Prince’s appellate attorney, Assistant Maryland Public Defender Rachel Kamins, said Monday that her office has made no final decision regarding an appeal to the Court of Appeals but that she is “inclined” to seek review.

“I think it is important for prospective jurors’ entire faces to be exposed so that the defendant can make an intelligent decision about which jurors to select to serve on the jury,” Kamins added.

The Maryland attorney general’s office declined to comment on the court’s decision.

Prince’s was among the first jury trials to be held following their resumption in October 2020 after a seven-month suspension to stanch the spread of COVID-19. The Maryland Judiciary’s administrative order of resumption required all courtroom participants to be masked, including prospective jurors.

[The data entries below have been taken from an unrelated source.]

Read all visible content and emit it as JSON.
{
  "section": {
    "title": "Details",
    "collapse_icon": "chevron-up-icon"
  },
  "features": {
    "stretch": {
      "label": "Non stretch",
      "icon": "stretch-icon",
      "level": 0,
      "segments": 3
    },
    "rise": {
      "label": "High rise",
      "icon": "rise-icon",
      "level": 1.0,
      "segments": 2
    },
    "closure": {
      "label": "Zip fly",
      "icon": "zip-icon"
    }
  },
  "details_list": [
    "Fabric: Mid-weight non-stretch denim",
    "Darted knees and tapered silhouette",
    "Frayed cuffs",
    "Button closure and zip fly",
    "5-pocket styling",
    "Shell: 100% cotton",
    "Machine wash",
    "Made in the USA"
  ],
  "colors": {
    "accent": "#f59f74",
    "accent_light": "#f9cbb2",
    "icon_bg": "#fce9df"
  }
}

The mask mandate has since been lifted.

Citing the order, Judge Yolanda L. Curtin denied defense counsel’s request that prospective jurors either remove their masks or be required to wear clear ones during jury selection, or voir dire.

“While I recognize that sometimes body language may dictate some hesitation, often times it is the body language and not necessarily a facial expression,” Curtin said. “I believe that we will be able to see the eyes of the jurors and from part of their nose up and that you will be able to gauge whether or not their responses would suggest that they have a bias and should be disqualified. So, while I recognize you’re noting an objection, I am working in accordance with what has been directed to me.”

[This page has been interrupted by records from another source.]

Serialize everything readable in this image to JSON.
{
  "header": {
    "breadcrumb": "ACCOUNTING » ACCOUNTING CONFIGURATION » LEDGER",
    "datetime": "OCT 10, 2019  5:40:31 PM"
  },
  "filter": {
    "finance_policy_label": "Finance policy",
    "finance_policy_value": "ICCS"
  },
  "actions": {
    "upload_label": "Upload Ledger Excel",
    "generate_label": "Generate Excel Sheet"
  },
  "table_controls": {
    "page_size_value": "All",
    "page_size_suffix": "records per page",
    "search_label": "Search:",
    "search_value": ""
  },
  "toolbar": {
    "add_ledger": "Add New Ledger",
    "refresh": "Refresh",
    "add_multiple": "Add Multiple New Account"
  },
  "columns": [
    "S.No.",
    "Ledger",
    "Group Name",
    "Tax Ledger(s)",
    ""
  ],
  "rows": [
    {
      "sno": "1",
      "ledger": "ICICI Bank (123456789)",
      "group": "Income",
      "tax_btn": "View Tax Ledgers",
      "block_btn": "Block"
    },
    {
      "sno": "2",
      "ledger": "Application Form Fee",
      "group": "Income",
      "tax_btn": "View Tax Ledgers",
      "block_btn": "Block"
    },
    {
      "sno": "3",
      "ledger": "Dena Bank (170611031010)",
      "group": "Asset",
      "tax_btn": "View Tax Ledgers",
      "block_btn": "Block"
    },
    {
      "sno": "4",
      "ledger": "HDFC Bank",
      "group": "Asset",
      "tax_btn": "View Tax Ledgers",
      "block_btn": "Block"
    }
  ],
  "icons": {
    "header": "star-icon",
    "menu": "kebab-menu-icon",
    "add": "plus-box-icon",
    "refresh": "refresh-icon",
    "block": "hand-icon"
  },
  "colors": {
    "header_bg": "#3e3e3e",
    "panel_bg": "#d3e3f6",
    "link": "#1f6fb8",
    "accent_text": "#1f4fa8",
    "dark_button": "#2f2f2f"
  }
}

On Oct. 28, 2020, the impaneled Harford County Circuit Court jury found Prince guilty of murdering Bayarsaikhan Tudev, 53; Jose Hidalgo Romero, 34; and Enis Mrvoljak, 48. Prince was also convicted of the attempted murder of two other people.

He was sentenced in March 2021 to five consecutive life terms in prison, including three without the possibility of parole.

Prince then sought review by the Court of Special Appeals.

Nazarian was joined in the opinion by Chief Judge Gregory Wells and Judge Terrence M.R. Zic.

The Court of Special Appeals rendered its decision in Radee Labeeb Prince v. State of Maryland, No. 106 September Term 2021.